There is a curious line in Ezra Pound's "Canto IX":

grnnh! rrnnh, pthg.

The typical dictionary is not terribly helpful at elucidating this line, so we must consult a more specialized work. Craig Conley's All-Consonant Words Dictionary offers a more likely source for discovering the meanings of such obscure and vowelless words.

And yet, none of those three words appear. At first, it seems that yet another dictionary has failed us. But this is where we can use skills picked up by working with medieval texts: Perhaps these are scribal errors, mistakes in the transmission, or else they might be variants of already familiar words.
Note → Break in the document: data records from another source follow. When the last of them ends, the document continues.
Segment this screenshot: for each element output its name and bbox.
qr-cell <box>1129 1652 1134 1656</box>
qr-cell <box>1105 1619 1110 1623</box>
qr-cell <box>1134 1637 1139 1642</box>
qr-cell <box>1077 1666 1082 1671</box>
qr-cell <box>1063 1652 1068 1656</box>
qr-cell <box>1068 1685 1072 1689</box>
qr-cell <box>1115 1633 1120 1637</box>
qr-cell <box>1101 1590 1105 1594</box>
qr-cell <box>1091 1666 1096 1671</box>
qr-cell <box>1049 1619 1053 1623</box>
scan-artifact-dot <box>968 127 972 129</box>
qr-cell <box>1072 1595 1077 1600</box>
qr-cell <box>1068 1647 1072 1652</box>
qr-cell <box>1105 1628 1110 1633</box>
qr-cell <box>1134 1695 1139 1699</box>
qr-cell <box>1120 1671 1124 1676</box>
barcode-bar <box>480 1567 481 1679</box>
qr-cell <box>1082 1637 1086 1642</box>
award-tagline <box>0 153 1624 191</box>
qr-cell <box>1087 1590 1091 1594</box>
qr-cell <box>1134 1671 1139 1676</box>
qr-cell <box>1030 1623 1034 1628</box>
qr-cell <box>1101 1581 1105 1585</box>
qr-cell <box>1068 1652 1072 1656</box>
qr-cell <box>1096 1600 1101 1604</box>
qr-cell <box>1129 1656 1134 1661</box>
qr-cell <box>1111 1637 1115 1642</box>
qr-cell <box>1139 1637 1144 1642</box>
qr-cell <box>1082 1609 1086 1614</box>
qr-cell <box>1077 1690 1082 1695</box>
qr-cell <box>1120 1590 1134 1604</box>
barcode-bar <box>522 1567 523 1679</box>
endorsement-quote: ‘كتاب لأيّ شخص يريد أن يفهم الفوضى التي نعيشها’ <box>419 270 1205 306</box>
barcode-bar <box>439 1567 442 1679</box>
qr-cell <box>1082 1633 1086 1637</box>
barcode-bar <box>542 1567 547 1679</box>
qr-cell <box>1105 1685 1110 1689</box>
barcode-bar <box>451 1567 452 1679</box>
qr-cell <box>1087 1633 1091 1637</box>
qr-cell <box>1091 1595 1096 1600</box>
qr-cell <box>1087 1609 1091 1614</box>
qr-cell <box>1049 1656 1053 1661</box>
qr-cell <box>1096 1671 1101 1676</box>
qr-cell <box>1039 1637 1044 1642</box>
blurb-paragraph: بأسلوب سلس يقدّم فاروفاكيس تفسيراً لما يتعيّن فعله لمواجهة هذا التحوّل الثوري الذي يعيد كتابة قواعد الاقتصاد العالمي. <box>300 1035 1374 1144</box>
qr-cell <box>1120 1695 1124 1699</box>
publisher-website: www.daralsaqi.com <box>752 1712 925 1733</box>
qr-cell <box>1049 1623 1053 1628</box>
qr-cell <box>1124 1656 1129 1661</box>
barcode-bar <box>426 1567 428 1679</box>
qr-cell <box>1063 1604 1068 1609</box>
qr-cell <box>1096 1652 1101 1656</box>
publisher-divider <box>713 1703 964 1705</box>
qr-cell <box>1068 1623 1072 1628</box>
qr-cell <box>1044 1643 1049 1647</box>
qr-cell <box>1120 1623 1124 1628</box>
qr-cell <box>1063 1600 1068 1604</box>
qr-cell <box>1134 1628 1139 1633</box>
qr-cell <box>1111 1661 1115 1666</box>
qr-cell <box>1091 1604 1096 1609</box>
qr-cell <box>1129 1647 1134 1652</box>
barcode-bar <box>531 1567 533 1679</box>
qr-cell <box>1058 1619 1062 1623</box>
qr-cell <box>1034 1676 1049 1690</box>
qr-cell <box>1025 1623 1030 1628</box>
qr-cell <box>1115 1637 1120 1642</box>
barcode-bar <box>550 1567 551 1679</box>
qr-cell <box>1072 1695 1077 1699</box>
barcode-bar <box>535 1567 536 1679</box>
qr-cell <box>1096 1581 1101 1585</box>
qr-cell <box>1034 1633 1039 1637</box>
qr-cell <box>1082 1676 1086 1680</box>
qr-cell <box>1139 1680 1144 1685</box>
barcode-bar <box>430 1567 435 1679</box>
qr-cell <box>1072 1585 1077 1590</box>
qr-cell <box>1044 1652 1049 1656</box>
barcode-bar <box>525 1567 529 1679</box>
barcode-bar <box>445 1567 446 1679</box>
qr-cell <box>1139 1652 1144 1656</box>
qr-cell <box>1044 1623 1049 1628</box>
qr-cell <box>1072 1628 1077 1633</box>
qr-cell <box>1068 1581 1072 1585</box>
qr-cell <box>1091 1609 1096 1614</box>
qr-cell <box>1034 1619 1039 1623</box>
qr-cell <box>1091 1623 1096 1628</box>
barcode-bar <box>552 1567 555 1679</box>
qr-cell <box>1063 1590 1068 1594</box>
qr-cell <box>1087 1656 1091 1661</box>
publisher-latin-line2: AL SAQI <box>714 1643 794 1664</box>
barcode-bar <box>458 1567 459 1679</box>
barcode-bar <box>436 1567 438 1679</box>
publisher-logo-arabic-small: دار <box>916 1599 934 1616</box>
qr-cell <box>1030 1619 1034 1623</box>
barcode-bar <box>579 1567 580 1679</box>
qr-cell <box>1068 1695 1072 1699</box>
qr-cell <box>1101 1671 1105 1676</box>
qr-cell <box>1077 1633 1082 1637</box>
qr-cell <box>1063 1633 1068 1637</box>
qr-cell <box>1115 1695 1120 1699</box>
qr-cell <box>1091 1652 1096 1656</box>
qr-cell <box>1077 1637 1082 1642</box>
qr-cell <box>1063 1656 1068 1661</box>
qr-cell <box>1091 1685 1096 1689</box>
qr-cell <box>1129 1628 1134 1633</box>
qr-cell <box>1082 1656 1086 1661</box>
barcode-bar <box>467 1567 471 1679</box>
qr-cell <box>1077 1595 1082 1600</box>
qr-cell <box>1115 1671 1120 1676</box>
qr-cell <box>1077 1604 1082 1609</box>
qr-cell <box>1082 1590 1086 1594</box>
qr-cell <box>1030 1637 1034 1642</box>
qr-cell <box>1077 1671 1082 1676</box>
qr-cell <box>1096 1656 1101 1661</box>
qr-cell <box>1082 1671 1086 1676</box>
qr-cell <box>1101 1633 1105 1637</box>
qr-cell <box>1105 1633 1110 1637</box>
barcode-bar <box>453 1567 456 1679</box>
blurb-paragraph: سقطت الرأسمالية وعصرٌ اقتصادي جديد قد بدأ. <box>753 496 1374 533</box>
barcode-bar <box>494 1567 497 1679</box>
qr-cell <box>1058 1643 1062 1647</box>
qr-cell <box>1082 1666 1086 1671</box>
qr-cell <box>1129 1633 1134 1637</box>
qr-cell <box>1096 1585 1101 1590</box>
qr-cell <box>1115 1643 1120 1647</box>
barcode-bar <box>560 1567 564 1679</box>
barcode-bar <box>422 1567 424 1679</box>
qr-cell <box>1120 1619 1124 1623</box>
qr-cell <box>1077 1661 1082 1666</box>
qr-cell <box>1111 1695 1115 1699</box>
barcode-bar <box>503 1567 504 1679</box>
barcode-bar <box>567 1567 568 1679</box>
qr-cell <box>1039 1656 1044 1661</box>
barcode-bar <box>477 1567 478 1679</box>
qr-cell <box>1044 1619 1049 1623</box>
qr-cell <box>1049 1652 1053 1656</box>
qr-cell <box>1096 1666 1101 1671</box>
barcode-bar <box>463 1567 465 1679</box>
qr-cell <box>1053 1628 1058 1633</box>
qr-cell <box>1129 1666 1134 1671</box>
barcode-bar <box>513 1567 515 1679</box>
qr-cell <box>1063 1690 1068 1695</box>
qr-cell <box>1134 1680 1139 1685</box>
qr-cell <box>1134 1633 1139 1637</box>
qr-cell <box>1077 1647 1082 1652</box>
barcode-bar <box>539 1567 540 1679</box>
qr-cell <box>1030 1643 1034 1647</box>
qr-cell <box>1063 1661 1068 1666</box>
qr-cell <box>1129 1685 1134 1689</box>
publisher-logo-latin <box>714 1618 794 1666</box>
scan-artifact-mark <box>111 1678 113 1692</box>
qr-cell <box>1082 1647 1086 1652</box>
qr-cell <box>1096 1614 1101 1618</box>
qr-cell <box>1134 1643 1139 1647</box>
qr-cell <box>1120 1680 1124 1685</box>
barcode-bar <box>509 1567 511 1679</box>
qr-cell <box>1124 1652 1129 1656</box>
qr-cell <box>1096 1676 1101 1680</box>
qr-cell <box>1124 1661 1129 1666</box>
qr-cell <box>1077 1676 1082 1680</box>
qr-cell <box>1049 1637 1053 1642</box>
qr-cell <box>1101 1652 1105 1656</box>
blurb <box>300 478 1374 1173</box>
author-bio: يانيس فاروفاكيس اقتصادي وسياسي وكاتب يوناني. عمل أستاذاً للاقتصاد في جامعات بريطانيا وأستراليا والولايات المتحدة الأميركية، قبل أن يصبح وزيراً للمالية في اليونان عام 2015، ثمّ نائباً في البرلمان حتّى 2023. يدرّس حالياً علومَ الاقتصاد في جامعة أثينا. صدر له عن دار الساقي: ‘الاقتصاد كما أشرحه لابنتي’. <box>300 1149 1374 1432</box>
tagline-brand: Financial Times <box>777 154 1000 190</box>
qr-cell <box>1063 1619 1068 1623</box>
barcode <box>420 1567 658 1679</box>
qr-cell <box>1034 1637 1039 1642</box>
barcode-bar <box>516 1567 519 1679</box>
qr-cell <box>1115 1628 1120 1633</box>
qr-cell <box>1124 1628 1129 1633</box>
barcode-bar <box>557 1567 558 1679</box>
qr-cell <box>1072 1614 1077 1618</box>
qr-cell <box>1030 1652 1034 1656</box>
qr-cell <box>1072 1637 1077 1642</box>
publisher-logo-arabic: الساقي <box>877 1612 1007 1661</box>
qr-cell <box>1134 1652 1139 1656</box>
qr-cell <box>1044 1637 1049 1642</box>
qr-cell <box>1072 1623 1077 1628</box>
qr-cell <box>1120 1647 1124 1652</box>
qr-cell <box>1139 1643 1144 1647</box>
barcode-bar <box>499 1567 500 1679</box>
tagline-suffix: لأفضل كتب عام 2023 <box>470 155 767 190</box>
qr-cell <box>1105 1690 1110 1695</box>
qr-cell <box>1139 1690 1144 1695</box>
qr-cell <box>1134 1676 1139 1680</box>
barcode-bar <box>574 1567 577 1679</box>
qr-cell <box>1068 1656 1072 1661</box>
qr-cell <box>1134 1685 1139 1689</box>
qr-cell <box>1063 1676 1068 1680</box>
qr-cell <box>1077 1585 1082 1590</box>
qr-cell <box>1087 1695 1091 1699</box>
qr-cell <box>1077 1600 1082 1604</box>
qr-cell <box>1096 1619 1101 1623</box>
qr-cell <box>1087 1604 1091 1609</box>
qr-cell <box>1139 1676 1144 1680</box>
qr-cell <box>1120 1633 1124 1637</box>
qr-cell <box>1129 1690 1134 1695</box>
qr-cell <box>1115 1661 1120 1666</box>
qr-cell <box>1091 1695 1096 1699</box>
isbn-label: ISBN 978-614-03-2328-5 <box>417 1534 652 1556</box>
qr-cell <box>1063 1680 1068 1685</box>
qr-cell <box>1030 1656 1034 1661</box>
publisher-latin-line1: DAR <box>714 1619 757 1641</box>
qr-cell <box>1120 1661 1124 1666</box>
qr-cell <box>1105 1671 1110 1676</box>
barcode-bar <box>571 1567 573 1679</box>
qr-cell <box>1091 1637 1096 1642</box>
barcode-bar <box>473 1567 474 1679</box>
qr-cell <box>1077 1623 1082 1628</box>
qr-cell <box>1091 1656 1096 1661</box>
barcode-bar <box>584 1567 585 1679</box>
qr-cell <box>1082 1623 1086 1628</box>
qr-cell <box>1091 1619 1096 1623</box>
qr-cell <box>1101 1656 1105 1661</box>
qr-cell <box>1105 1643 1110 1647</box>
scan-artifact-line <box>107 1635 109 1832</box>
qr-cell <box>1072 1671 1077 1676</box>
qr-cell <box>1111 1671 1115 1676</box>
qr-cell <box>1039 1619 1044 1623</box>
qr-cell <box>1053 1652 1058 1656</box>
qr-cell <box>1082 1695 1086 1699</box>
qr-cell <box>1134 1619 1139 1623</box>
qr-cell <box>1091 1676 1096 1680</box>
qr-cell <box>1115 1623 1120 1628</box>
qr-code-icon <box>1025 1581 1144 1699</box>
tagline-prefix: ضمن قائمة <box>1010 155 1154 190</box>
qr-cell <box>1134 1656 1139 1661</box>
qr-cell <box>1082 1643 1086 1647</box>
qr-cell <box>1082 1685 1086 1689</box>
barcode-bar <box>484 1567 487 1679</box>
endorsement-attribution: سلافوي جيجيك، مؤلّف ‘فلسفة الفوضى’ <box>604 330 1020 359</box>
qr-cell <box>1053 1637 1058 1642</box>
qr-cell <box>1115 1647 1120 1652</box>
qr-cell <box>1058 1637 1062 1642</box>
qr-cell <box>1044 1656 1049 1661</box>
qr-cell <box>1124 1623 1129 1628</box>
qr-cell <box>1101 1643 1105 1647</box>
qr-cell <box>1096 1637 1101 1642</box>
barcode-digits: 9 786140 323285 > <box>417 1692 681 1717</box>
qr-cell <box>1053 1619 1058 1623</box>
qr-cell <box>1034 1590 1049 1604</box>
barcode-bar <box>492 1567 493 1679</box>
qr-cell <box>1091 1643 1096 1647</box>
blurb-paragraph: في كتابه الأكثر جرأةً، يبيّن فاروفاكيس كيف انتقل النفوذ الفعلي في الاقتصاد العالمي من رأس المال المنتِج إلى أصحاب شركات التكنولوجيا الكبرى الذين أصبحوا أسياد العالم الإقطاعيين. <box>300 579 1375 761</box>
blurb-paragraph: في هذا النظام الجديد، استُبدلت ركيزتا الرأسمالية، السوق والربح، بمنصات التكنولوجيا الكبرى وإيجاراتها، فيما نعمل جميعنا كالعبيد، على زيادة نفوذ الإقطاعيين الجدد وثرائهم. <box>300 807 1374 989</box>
Can we, then, find similar words in this dictionary?

gnnnh.
interj. a groan of pain.
<“Gnnnh!” he said, and drew himself up into a ball to escape the pain of his emergent teeth. —Diana Gabaldon, The Fiery Cross.

It is easy to misread a hastily written "n" for an "r", and we can posit with great confidence that "grnnh", especially with its exclamation point, is actually "gnnnh", this pain cry.

rrrrrrrnnng.
n. the ring of a telephone.
<When he woke up, the killer headache hadn’t gone away and the phone was ringing. A fourth ring. A fifth. He still made no move to pick it up. Rnnnnnnnnng again. —Morrie Ruvinsky, Dream Keeper: Myth and Destiny in the Pacific Northwest.>

At first this seems an unlikely reading of "rrnnh", what with Pound's word having so fewer Rs, and an H instead of a G. But then we recall that this Canto would have been written in the late 1910s or early 1920s, when telephony was in its early stages, and ringer boxes -- which at that point weren't even in the telephones proper -- had not been perfected. There were, we can see, too few Rs. The final "ng", which we pronounce as a satisfying /ŋ/, was then the softer /ɲ/, which Pound spelt the Portuguese way, "nh".

Pthr.
n. the title of a work of art by Michael Paulus based upon illuminated eye charts of the 1800s but modified so that “clinical function is surpassed by style and frivolity” (MichaelPaulus.com).

This one is the most problematic. We can write off the capital P being in minuscule as Modernist poetic license. The "r" becoming a "g" -- it seems unlikely to be a scribal error, and you'd have to be Russian to hear those sounds as related. And, worst of all, this art work did not exist yet, and Ezra Pound's ability to foresee the future was demonstrably not that great. We must reject the dictionary's offering as untenable.

Instead I'd like to suggest that it is a transliteration, done to obscure its origins, as a kind of code. You can map "p" onto "π", "th" onto "θ", and "g" onto "γ". "πθγ", of course, isn't a word in Greek -- would that there were some Greek All-Consonant Words Dictionary that I could consult to confirm this! -- but capitalize those letters, "ΠΘΓ", and you get Pi Theta Gamma, perhaps nothing more than the name of some obscure fraternity.

Now, I am no Pound scholar, nor a member of any such fraternity, so the possible connections or the exactly meaning of this reference is still unclear. But the scenario being described in the Canto is now reasonably clear: Pound is in pain because the phone is ringing and he is sure it is just the boys down at the frat calling him again, perhaps hoping to get him to come by the house, have a few beers, whereas all he wants to do is work on his epic poem, the one that would change history, the one that would explain history, and yet he knows they will keep calling to try to get him to go, and so he cries out in pain. The birthing of an epic poem is like getting one's baby teeth in, a painful process that will change everything about how you interact with the world. But for Pound there was no one who cared enough to apply Anbesol on his tender gums -- certainly his fraternity brothers wouldn't! And so this deftly coded message was inserted into The Cantos and resisted interpretation for ninety years.